I would have preferred jail time. I would have volunteered for community service. I was thinking how quickly with those Peace Corps people take you when Daddy walked in. Now folks, he was as calm as a cucumber. He visited with Ricky and Yogi’s parents. He thanked Jim Dick numerous times. He was smiling and shaking hands as we departed……

He whipped me from the jail house all the way out to the end of Stonewall Street! Somehow he already knew that we had exploded a loaded pumpkin on Mrs. Boaz’s front steps…..with her standing there! Dad was embarrassed and ashamed of my action “with a neighbor, son, with a very good neighbor”. He took the whole thing a little too personal I thought. 

Now, listen closely here, we are getting to the jeopardy part. I had a fun night. I had messed up something awful. I was sorry and truly repentant. I was not in no way, fashion, shape or form ever going to explode another pumpkin in an inappropriate or dangerous manner. I had been duly punished. This whole sorry episode should be over.

One of the Jaycees had showed up down at he jail to complain about the pumpkin scare that took place right in the middle of their Haunted House fund raiser. Daddy, before I had a chance to object or defend myself, whipped me again! THAT’S DOUBLE JEOPARDY! And that’s not legal.

If I’d only had a law book…..Daddy was in no reading mood but maybe I could have stuck it to my backside and deflected a couple of licks. Now, I go to bed thinking I’ve been punished twice for the same crime and something ain’t right here. I’m only fourteen and not versed in legal matters but it seems my habeas corpus had been nolo contendered!

I was all set to tell him about it at breakfast the next morning when he got the call about the dead gold fish in the pond up on the square. Folks, Ricky threw that pumpkin in amongst the fish. Yogi lit the fuse. I was just standing back behind the World War I cannon so I wouldn’t get wet. I didn’t really have anything to do with the actual—Daddy whipped me before I had even buttered my biscuit. I’m wondering now about the statute of limitations. This crime was past history. I had been jerked up from the Halloween Carnival, hauled down to the jail house, held against my will and whipped three times pretty hard for what I considered ONE lapse of judgment. Jim Dick didn’t even read us our rights. Daddy was more geared to the wrongs than the “rights” here. He was pulling some kind of ex post facto judo on me.

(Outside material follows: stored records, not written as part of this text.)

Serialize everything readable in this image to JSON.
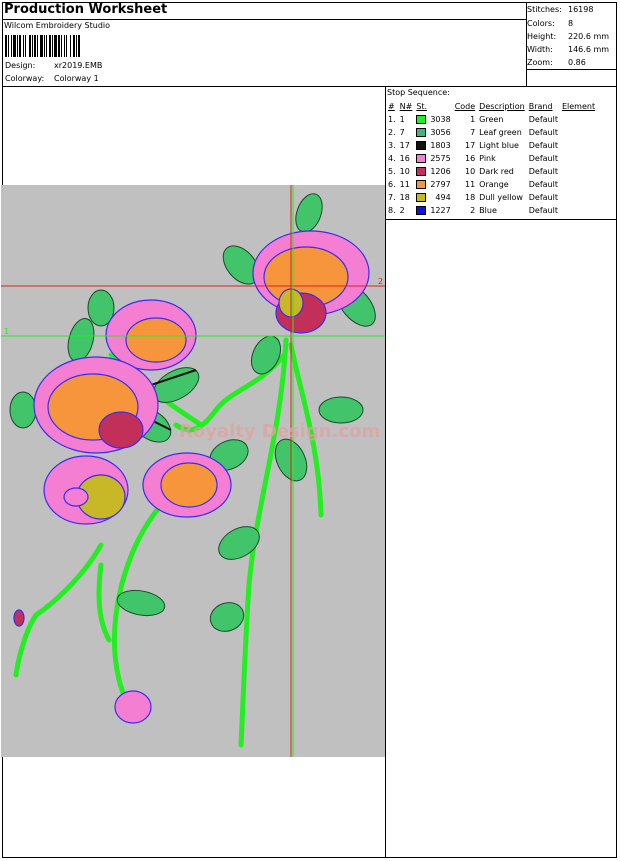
{
  "header": {
    "title": "Production Worksheet",
    "company": "Wilcom  Embroidery Studio",
    "design_label": "Design:",
    "design_value": "xr2019.EMB",
    "colorway_label": "Colorway:",
    "colorway_value": "Colorway 1"
  },
  "stats": {
    "stitches_label": "Stitches:",
    "stitches_value": "16198",
    "colors_label": "Colors:",
    "colors_value": "8",
    "height_label": "Height:",
    "height_value": "220.6 mm",
    "width_label": "Width:",
    "width_value": "146.6 mm",
    "zoom_label": "Zoom:",
    "zoom_value": "0.86"
  },
  "design": {
    "watermark": "Royalty Design.com",
    "marker_1": "1",
    "marker_2": "2",
    "bg_color": "#c0c0c0"
  },
  "sequence": {
    "title": "Stop Sequence:",
    "headers": [
      "#",
      "N#",
      "St.",
      "Code",
      "Description",
      "Brand",
      "Element"
    ],
    "rows": [
      {
        "idx": "1.",
        "n": "1",
        "color": "#22ee22",
        "st": "3038",
        "code": "1",
        "desc": "Green",
        "brand": "Default"
      },
      {
        "idx": "2.",
        "n": "7",
        "color": "#3cb878",
        "st": "3056",
        "code": "7",
        "desc": "Leaf green",
        "brand": "Default"
      },
      {
        "idx": "3.",
        "n": "17",
        "color": "#111111",
        "st": "1803",
        "code": "17",
        "desc": "Light blue",
        "brand": "Default"
      },
      {
        "idx": "4.",
        "n": "16",
        "color": "#f47ed2",
        "st": "2575",
        "code": "16",
        "desc": "Pink",
        "brand": "Default"
      },
      {
        "idx": "5.",
        "n": "10",
        "color": "#c2305a",
        "st": "1206",
        "code": "10",
        "desc": "Dark red",
        "brand": "Default"
      },
      {
        "idx": "6.",
        "n": "11",
        "color": "#f6953c",
        "st": "2797",
        "code": "11",
        "desc": "Orange",
        "brand": "Default"
      },
      {
        "idx": "7.",
        "n": "18",
        "color": "#c8b828",
        "st": "494",
        "code": "18",
        "desc": "Dull yellow",
        "brand": "Default"
      },
      {
        "idx": "8.",
        "n": "2",
        "color": "#1010ee",
        "st": "1227",
        "code": "2",
        "desc": "Blue",
        "brand": "Default"
      }
    ]
  }
}
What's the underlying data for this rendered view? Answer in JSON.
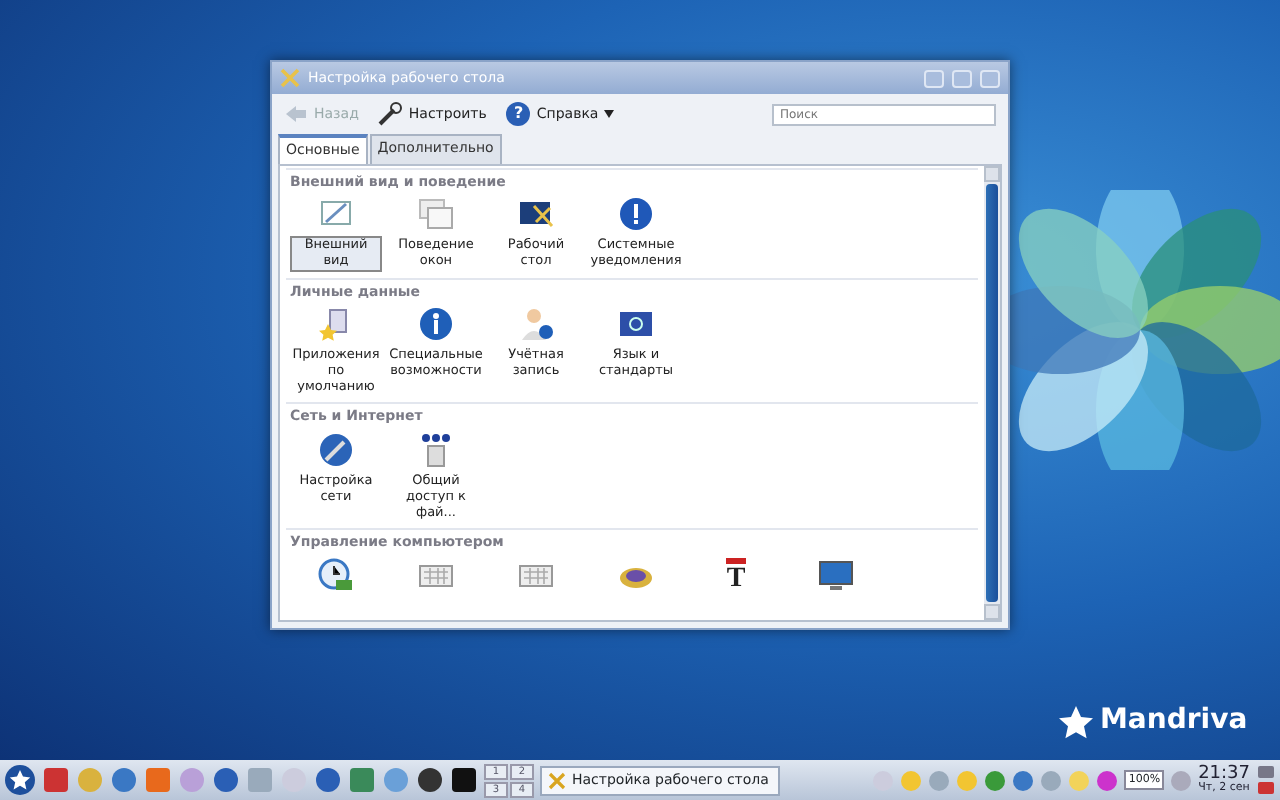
{
  "window": {
    "title": "Настройка рабочего стола"
  },
  "toolbar": [
    {
      "kind": "back",
      "label": "Назад",
      "disabled": true
    },
    {
      "kind": "configure",
      "label": "Настроить",
      "disabled": false
    },
    {
      "kind": "help",
      "glyph": "?",
      "label": "Справка",
      "disabled": false
    }
  ],
  "search": {
    "placeholder": "Поиск"
  },
  "tabs": [
    {
      "label": "Основные",
      "selected": true
    },
    {
      "label": "Дополнительно",
      "selected": false
    }
  ],
  "sections": [
    {
      "title": "Внешний вид и поведение",
      "items": [
        {
          "label": "Внешний вид",
          "selected": true
        },
        {
          "label": "Поведение окон",
          "selected": false
        },
        {
          "label": "Рабочий стол",
          "selected": false
        },
        {
          "label": "Системные уведомления",
          "selected": false
        }
      ]
    },
    {
      "title": "Личные данные",
      "items": [
        {
          "label": "Приложения по умолчанию",
          "selected": false
        },
        {
          "label": "Специальные возможности",
          "selected": false
        },
        {
          "label": "Учётная запись",
          "selected": false
        },
        {
          "label": "Язык и стандарты",
          "selected": false
        }
      ]
    },
    {
      "title": "Сеть и Интернет",
      "items": [
        {
          "label": "Настройка сети",
          "selected": false
        },
        {
          "label": "Общий доступ к фай...",
          "selected": false
        }
      ]
    },
    {
      "title": "Управление компьютером",
      "items": [
        {
          "kind": "clock"
        },
        {
          "kind": "keyboard"
        },
        {
          "kind": "keyboard"
        },
        {
          "kind": "disk"
        },
        {
          "kind": "font",
          "glyph": "T"
        },
        {
          "kind": "monitor"
        }
      ]
    }
  ],
  "taskbar": {
    "pager": [
      "1",
      "2",
      "3",
      "4"
    ],
    "task": "Настройка рабочего стола",
    "battery": "100%",
    "time": "21:37",
    "date": "Чт, 2 сен"
  },
  "logo": "Mandriva"
}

I limped to school the following Monday. I couldn’t hardly sit in those hard oak desks. Me, Jerry, Squeaky, Yogi and the other culprits commiserated at lunch. We compared backsides at Phys Ed. We tried to blame each other for “pumpkin-gate” but we couldn’t even remember who came up with the idea. We even laughed a little when we thought of how funny this would be in years to come. “Making memories” was the way Billy B. put it. It was the price you paid for a moment of fame.

I felt a little better till I got home that afternoon. Daddy was holding the bill for the broken glass at the Tri-County Electric. Now, I know something is haywire! That pumpkin was fifteen feet away from that door when it “went off”. We had been framed! There was no way—

Daddy had seen and heard enough for the past three days. He whipped me again! And folks, that’s quadruple jeopardy, I don’t care who your lawyer is.